EVERETT — Almost every student at Cascade High School chipped in.
The cafeteria was turned into a temporary warehouse and grocery store Wednesday for the school’s 56th annual food drive. As of the afternoon, the event had tallied 80,000 cans of food, 1,800 presents for children and teens, and more than $30,000 in donations for food and other needs.
Students from Kelly Rogers’ advanced leadership class started working before dawn. Some stacked cereal boxes and peanut butter jars, while their friends unloaded whole turkeys from a truck. Others broke down the leftover cardboard. Another group stayed after school. They filled boxes to be delivered to local families Thursday.
Students, alumni and volunteers came together to make it work, said Danica Wood, one of two senior event co-chairs.
The leadership class began the heavy planning in October, getting the word out and making the posters.
“Ever since, everything has just been more and more stuff to get done … ” she said. “I’m so thankful that so many people are willing to help us.”
Senior co-chair Sam Barnes had been recruited to work on the food drive as a freshman, by his brother. He and many others return year after year.
Barnes’ father was someone who benefited from food drives as a child, he said. His father told him how much that mattered. The teen understood even more when he went on the deliveries.
“It’s very, very emotional for a lot of people,” he said.
Sophomore Haziel Lopez is one of the younger students in the class.
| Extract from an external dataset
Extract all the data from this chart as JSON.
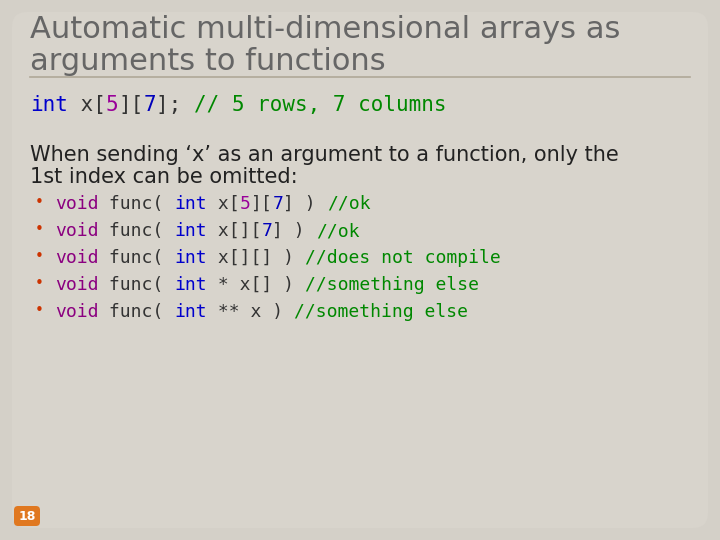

Last year, his family received about 13 boxes from the drive.
“My mom was really happy,” he said. “I know this event helps out in a lot of places and a lot of people in need.”
Cami Kloes is a junior event chair. Unlike years past, now she has a car and is excited to join the deliveries.
She was watching Wood and Barnes. Next year, their responsibilities might be hers.
Wood had advice: “Reach out to everybody. Don’t be afraid to ask for help.”
And don’t forget what follows the hard work: Cleaning up.